Swift is not afraid to break the fourth wall or crack jokes in her songs. It might be a wordy, intimidatingly detailed album but these kind of signposts of relatability make it easier to want to stick with it, and when you do, it gets really good. The title track initially seemed a wash of Swift’s most detailed songwriting, mixed with the controversial (but honestly valid) Charlie Puth lyric (She’s not wrong – the man writes genius hooks!). It is difficult to approach, but once you take the time, it might be one of her best.

However, The Anthology extension to the album solidifies its status as holy work. Here Swift has accepted her pandemic persona and wholly allowed her to flourish on these last tracks. The surprise fifteen songs are a breath of Folklorian air, some dream-pop musing on youthful romance in ‘So High School’ and artisan Americana ballads like ‘The Albatross’ or ‘The Prophecy’. Swift is back in the forest spinning expert stories in soft indie folk, somewhere people have been begging her to go since Evermore. When the synth pop bleeds into woodland Americana, The Anthology takes The Tortured Poets Department to what seems an untouchable place.

It might be the second coming of Red. The pervasive heartbreak woven into every tune and the transparency with which she writes tap back into Red’s brutality of feeling. Once again we find Swift ripped open for public consumption. The Tortured Poets Department opens to the same introspection, but in a shiny Midnights-casing that gives way to warm, mossy folk. The new adult edge counter to Red’s angry bite. There is anger in this album, but it comes sitting in its own pain, its own cloud of densely heartsick lyricism.

It is admittedly unbalanced in sound, but the glimpses of light and softer introspection in ‘The Alchemy’ and ‘Clara Bow’ lead the listener in almost seamlessly. Not only is Swift painting different aspects of her life in song, but she is using the full sonic palette of her career. Even if all thirty-one tracks aren’t to your taste, there will be something for you in here. In any case, with the renaissance of her unvarnished word, and the Evermore-ish tilt to The Anthology, Swift entrusts us to her tortured maroon.
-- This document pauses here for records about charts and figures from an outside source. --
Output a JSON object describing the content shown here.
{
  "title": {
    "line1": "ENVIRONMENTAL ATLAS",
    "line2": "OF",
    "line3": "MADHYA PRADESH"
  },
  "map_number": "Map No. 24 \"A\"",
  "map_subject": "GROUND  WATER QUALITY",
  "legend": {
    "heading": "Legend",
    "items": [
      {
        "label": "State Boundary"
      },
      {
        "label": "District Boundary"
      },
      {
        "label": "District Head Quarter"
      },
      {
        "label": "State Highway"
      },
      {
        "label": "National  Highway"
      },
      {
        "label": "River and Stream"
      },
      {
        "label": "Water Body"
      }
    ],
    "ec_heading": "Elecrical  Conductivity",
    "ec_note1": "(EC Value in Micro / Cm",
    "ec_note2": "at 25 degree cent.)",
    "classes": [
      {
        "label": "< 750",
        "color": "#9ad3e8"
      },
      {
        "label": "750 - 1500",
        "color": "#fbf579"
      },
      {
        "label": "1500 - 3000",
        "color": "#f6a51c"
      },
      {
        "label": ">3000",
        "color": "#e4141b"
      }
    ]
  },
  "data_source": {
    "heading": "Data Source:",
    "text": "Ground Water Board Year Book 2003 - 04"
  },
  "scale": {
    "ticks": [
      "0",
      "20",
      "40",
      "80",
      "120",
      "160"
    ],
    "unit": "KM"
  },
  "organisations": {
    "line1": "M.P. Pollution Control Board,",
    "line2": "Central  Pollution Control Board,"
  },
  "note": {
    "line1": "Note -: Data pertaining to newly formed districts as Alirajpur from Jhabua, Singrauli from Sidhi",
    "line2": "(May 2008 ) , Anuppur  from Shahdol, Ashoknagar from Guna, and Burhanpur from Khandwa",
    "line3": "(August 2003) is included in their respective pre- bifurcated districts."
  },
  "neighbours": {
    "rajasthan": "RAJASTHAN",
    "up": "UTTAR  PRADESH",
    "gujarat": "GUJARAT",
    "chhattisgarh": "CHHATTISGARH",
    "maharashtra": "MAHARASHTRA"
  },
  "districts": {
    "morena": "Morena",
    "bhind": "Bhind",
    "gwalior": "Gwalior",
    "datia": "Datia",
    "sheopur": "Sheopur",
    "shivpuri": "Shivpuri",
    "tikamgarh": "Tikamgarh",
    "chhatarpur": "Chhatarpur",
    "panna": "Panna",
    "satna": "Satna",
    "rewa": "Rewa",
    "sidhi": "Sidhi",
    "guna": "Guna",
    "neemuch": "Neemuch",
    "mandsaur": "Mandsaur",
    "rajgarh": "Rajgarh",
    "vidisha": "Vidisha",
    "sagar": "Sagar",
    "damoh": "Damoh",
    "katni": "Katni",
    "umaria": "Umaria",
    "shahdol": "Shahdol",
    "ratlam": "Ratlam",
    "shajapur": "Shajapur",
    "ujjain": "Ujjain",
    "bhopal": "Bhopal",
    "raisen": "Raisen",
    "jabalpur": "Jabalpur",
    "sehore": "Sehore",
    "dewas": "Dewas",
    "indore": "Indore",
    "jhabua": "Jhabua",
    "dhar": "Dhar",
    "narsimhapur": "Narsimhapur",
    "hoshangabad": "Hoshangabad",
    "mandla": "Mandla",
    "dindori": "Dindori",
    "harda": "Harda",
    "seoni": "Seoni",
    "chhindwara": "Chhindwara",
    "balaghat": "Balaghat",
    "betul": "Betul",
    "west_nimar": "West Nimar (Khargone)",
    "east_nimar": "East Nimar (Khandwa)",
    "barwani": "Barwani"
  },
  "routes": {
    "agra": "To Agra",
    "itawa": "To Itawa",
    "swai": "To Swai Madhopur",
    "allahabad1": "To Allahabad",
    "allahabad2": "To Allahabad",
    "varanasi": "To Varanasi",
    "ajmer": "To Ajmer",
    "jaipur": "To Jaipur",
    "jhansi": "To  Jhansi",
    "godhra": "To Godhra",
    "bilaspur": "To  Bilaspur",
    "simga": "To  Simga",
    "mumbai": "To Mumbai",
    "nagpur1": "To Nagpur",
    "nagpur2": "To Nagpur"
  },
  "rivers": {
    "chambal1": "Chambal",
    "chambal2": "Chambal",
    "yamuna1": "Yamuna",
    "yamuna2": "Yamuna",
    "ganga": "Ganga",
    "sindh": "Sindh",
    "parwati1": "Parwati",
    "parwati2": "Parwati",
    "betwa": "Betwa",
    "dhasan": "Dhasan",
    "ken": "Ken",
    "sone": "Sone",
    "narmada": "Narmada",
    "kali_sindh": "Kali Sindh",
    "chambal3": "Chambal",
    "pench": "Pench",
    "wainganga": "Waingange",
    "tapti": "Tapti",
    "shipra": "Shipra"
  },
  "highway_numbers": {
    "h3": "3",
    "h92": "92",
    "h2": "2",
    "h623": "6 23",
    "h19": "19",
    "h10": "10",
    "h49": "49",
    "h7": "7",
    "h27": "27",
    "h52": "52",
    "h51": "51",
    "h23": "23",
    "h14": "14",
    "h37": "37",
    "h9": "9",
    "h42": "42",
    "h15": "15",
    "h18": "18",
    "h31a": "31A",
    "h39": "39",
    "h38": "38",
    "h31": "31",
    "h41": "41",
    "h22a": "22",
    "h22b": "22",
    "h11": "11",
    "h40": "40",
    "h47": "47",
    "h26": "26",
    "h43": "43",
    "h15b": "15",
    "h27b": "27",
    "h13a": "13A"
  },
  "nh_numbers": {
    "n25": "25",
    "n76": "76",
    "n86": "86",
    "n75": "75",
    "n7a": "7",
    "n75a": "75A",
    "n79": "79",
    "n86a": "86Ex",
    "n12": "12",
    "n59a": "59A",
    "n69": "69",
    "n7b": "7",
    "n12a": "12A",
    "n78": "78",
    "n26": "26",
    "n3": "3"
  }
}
Relistening value is big with The Tortured Poets Department, and shows in the varied critical reception and internet fan wars. Even amongst dedicated Swifties, most didn’t declare it her best on the first listen. But this is an artefact, not entertainment. It is made to be examined, to sit with, and take apart piece by piece. In it, you can find splintered remains of references to her past albums: the de-glittered Lover interpolations in ‘I Look in People’s Windows ‘or ‘Cassandra’’s Aaron Dessner piano riff reminiscing on Folklore. So much internet speculation has gone into deciphering which celebrity ex each song refers to, but that isn’t where the album is meant to take you. She warns us of this ‘How Did It End’, a commentary on her media presence. It is as much of a diary as Swift has ever given, and it proves she is a true poet, a divine writer, even if she doesn’t think she could be Patti Smith.

The Tortured Poets Department is a journey, one of navigating wordiness and volume that some people won’t see worth it for the reward that follows. But as its chart success and Twitter-based analyses are revealing, once you find yourself inside her world you don’t want to leave. Swift’s unabashed metaphor, unvarnished lyricism, and cryptic glamour are almost spiritual – a New Testament (Taylor’s Version).